Some people are now threatening to boycott the airline, using the hashtag #BoycottUnited (which has over 3.5 million impressions on Twitter).
The research firm YouGov has also been tracking consumer perceptions of United every day since July 2016. It asked consumers to give the airline a likeability score from -100 to 100, with zero being neutral. In a survey of 4,800 different people daily from April 9 to 16, United score plunged from 1.8 to -64.
Despite the backlash, the incident and boycott will likely not greatly impact United’s sales, Erich Joachimsthaler, CEO of the consultancy firm Vivaldi, tells Business Insider.
He notes that the airline has a monopoly over certain routes, so many travelers will have no choice but to fly United. Those who buy flights through third-party discount sites, like Kayak or Expedia, will also likely want to get the cheapest tickets possible, even if it’s through an airline they dislike.
“If you live in Charlottesville, Virginia, you simply have no other way to go to LaGuardia [in New York City] unless you fly United,” Joachimsthaler says.

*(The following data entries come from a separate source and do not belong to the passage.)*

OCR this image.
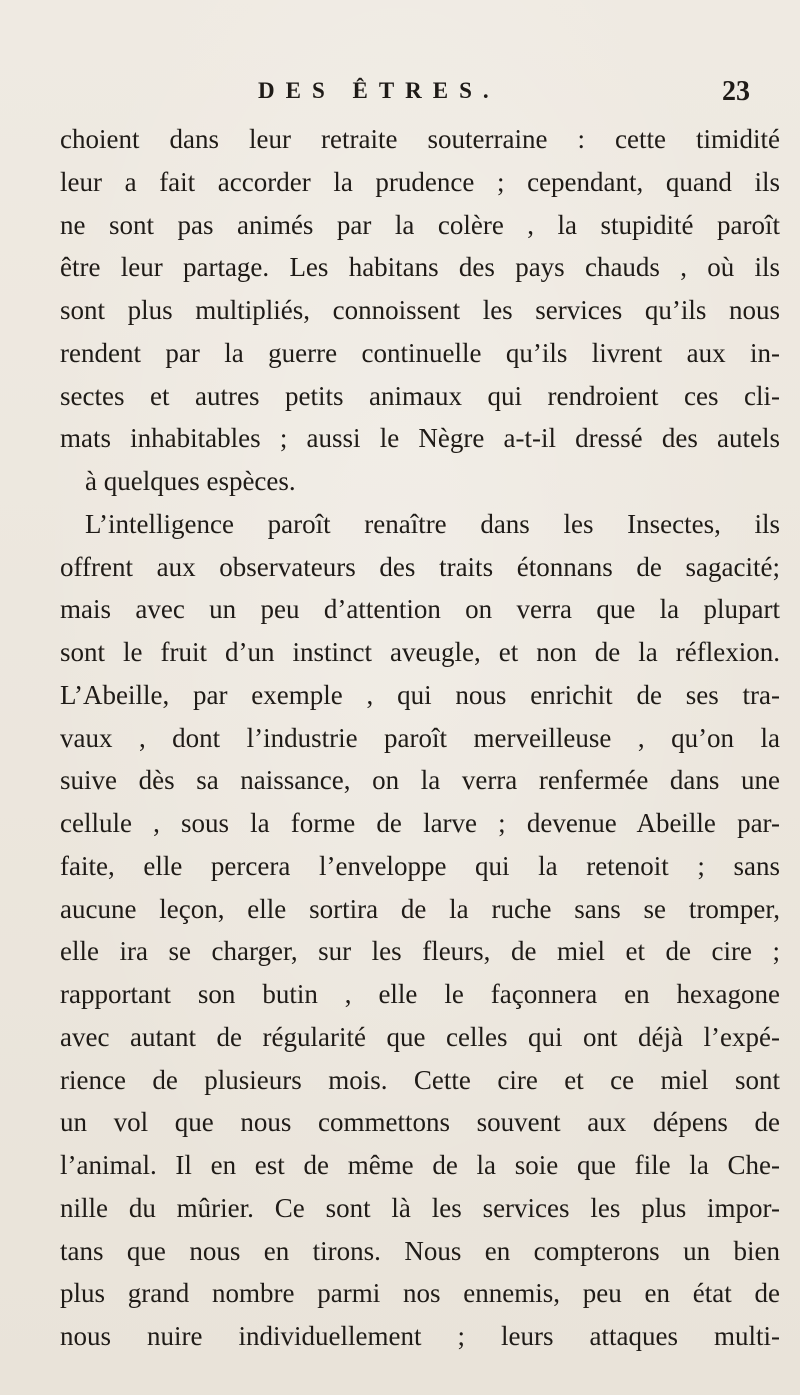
DES ÊTRES.	23
choient dans leur retraite souterraine : cette timidité
leur a fait accorder la prudence ; cependant, quand ils
ne sont pas animés par la colère , la stupidité paroît
être leur partage. Les habitans des pays chauds , où ils
sont plus multipliés, connoissent les services qu’ils nous
rendent par la guerre continuelle qu’ils livrent aux in-
sectes et autres petits animaux qui rendroient ces cli-
mats inhabitables ; aussi le Nègre a-t-il dressé des autels
à quelques espèces.
L’intelligence paroît renaître dans les Insectes, ils
offrent aux observateurs des traits étonnans de sagacité;
mais avec un peu d’attention on verra que la plupart
sont le fruit d’un instinct aveugle, et non de la réflexion.
L’Abeille, par exemple , qui nous enrichit de ses tra-
vaux , dont l’industrie paroît merveilleuse , qu’on la
suive dès sa naissance, on la verra renfermée dans une
cellule , sous la forme de larve ; devenue Abeille par-
faite, elle percera l’enveloppe qui la retenoit ; sans
aucune leçon, elle sortira de la ruche sans se tromper,
elle ira se charger, sur les fleurs, de miel et de cire ;
rapportant son butin , elle le façonnera en hexagone
avec autant de régularité que celles qui ont déjà l’expé-
rience de plusieurs mois. Cette cire et ce miel sont
un vol que nous commettons souvent aux dépens de
l’animal. Il en est de même de la soie que file la Che-
nille du mûrier. Ce sont là les services les plus impor-
tans que nous en tirons. Nous en compterons un bien
plus grand nombre parmi nos ennemis, peu en état de
nous nuire individuellement ; leurs attaques multi-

The monopoly over flight routes is part of a calculated strategy by United, and is largely a product of its 2010 merger with Continental Airlines, he adds. Due to the consolidation, United is able to reduce competition while increasing fares. This isn’t unique to United either — a dozen major airlines have merged in the past 12 years, and today, 80% of America’s air traffic is divided among four mega-carriers: American, United Airlines, Delta Air Lines and Southwest Airlines.
Joachimsthaler says people are reacting strongly to the video, because most travelers can identify with Dao even if they’ve never been personally dragged off a flight. The video taps into consumers’ growing dissatisfaction with airlines’ declining service standards, like charging additional bag fees or overbooking flights.
“This is not about overbooking. I think the incident is about airline bullying,” he says. “We have all experienced airline bullying in one form or another. In this case, the airline bullying not only went way out of control, it also happened with an airline that has a history of real customer service problems. It’s an issue that has come to the forefront of American travelers’ minds.”
Though the United incident may not hurt the airline’s sales, Joachimsthaler predicts that it will still have ripple effects that could make the airline less efficient on a daily basis.
“The NPS ratings will continue to go down and spiral, and now consumers will be extremely sensitized for anything that will occur on flights,” he says.
United CEO Oscar Munoz responded to the incident by calling Dao “disruptive” and “belligerent,” but apologized a day later. Joachimsthaler says this was the wrong response because it treats the incident as a PR crisis rather than a systemic issue within United.
“It reinforces United’s posture of having a do-nothing attitude and that they are just providing lip service to the press,” he says. “And even though they are being punished thanks to social media and iPhones, they are not suffering the harm, because it will not affect sales — not even in the short term.”